Where to Begin with Personal Development

Posted by Rhiannon Louise on May 30, 2007
Filed Under Personal Development

‘Personal development’ as a concept is soooo broad and it means something completely different to each and every person depending on who they are and how they view and live their life right now – and where they are ultimately hoping to go in life of course. 

So where to begin with personal development really depends a little on who you are and what you want out of life.  Having said that, there are quite a few fundamental steps that each and every one of us can begin with, get working on and master, and over the next few days and weeks I’ll be concentrating on introducing these fundamental steps to you so that you can get started on improving your outlook and honing your guru mindset.

Unlike some types of therapist who tend to want to take a client back and forth over the past, raking up old wounds and negative memories in an attempt to exorcise ghosts, personal development as I understand and use it every day is very much about dealing with the here and now in a positive way and constructively and profitably framing and mapping out your future. 

However, to get to an emotional position where you are completely ready to leave behind your past issues and let go of self-limiting beliefs is absolutely the most fundamental first step you have to take…

So, if you do have issues in your past that are limiting you, harming you or holding you back, you may wish to take an approach to deal with these now – this may involve you seeking the assistance of a specific type of therapist or you could try some of the following ideas which have helped me get in the right place emotionally and mentally to begin ongoing day-to-day personal development…

At this point I need to state quite categorically that I am not a qualified therapist nor do I profess to be a personal development life coaching expert (yet!) – rather I’m someone who used to view their glass as half empty and who would often utter ‘I hate my life’ because it felt out of control to me – that was before I employed certain personal development approaches to my life and now I’m far more likely to be heard saying ‘my cup runneth over’ and ‘I love my life!’ So, if you want to find out how I changed and you want to employ the same simple approaches and techniques to change your life for the better you’d better read on!

Reframing your memories

In our past there have been pivotal, key moments when some event has occurred that has harmed our self esteem and damaged our sense of self…

Such a key moment could have been a day when someone made a harsh and negative judgment about you and you have held that opinion that was expressed inside you and replayed it, magnified it and believed it to be a true fact about who you are.

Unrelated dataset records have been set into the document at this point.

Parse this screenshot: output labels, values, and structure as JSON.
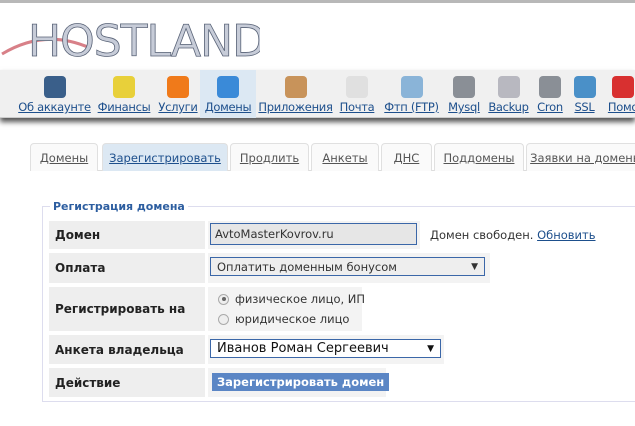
{
  "logo": {
    "text": "HOSTLAND"
  },
  "nav": [
    {
      "label": "Об аккаунте",
      "icon": "id-card-icon",
      "color": "#3a5f8a"
    },
    {
      "label": "Финансы",
      "icon": "coins-icon",
      "color": "#e8d03a"
    },
    {
      "label": "Услуги",
      "icon": "orange-icon",
      "color": "#f07a1a"
    },
    {
      "label": "Домены",
      "icon": "globe-icon",
      "color": "#3a8ad8",
      "active": true
    },
    {
      "label": "Приложения",
      "icon": "box-icon",
      "color": "#c8935a"
    },
    {
      "label": "Почта",
      "icon": "mail-icon",
      "color": "#e0e0e0"
    },
    {
      "label": "Фтп (FTP)",
      "icon": "folder-icon",
      "color": "#8ab4d8"
    },
    {
      "label": "Mysql",
      "icon": "database-icon",
      "color": "#8a8f96"
    },
    {
      "label": "Backup",
      "icon": "disc-icon",
      "color": "#b8b8c0"
    },
    {
      "label": "Cron",
      "icon": "clock-icon",
      "color": "#8a8f96"
    },
    {
      "label": "SSL",
      "icon": "lock-icon",
      "color": "#4a90c8"
    },
    {
      "label": "Помо",
      "icon": "lifebuoy-icon",
      "color": "#d83030"
    }
  ],
  "tabs": [
    "Домены",
    "Зарегистрировать",
    "Продлить",
    "Анкеты",
    "ДНС",
    "Поддомены",
    "Заявки на домены"
  ],
  "form": {
    "legend": "Регистрация домена",
    "domain_label": "Домен",
    "domain_value": "AvtoMasterKovrov.ru",
    "status_text": "Домен свободен.",
    "refresh_link": "Обновить",
    "payment_label": "Оплата",
    "payment_value": "Оплатить доменным бонусом",
    "register_label": "Регистрировать на",
    "radio_individual": "физическое лицо, ИП",
    "radio_legal": "юридическое лицо",
    "owner_label": "Анкета владельца",
    "owner_value": "Иванов Роман Сергеевич",
    "action_label": "Действие",
    "submit": "Зарегистрировать домен"
  }
}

It could have been a moment in time when something was taken out of your control and caused you to lose belief in your own abilities.

It could have been a time when you were on the receiving end of someone’s unjustified wrath and that has caused you a long term trust problem…

If you feel you are ready and able, consider taking the following action: -

Get a notebook and on a separate page list out between 5 and 10 of these personal and pivotal, key moments.  Give as much detail to the memory as you can – how did you feel, what did you see and hear, how old were you, what was said, how did you feel inside before, during and immediately after the moment.

Having done this, go back to each memory in turn and look at it – look at it from the point of view of how this moment in time affected the way you believe you are today. 

Write out how this particular key moment caused a deep and long term negative effect on you.

Okay – at this point you’ll be feeling seriously fed up and wondering why on earth you’re doing this exercise as it seemingly has NOTHING to do with personal positive development right?

Well, hang on a moment….the best part of this exercise comes next.

Having defined, relived and understood the memory, the moment and how it has affected you personally for your whole life it’s time to ‘reframe the memory.’

You have to allocate a brand new, positive, valuable, productive and creative meaning to each of your memories…find the benefit in the moment…was a critical event a positive catalyst to you eventually achieving something positive, was a pivotal happening more about the troubles affecting the individual who lashed out at you, did it make you stronger, did a harsh occurrence actually encourage you to change, to develop, to move on?

This is quite possibly the hardest personal development exercise you will ever have to do and you have to be committed to going right through the exercise to the point where you reframe every single experience otherwise you will have taken a step backwards in your personal development! 

Please do NOT engage in this exercise unless you can promise me you will get all the way through it to the reframing stage.

I found reframing almost impossible for some of my key, pivotal moments but I’m lucky in that I have a really understanding husband (well, he’s understanding most of the time unless I prang the car or ‘break stuff’ (computer, TV, washing machine etc.,)) and I was able to pluck up sufficient courage and share some of my more complicated (in my mind) memories with him.  He not only helped me reframe them, he made many of the moments so funny with his take on what actually happened that now, when I look back over my reframed fundamental happenings I laugh out loud and wonder WHY WHY WHY it took me so long to let go mainly of stupid things other people said about me!

Finally, if you are willing to tackle this step, good for you, I support you – but remember you have to go right through to assigning a new and positive meaning with added benefit to each memory and then just to make sure you really ‘get it,’ – i.e., you really understand and take on board the new and positive meaning to these moments that shaped your life - you need to go back over the positive meaning that you have attached to your memories every single day – you need to see how each moment in your life has benefited you and helped you get to where you are today…i.e., on the cusp of fantastic things!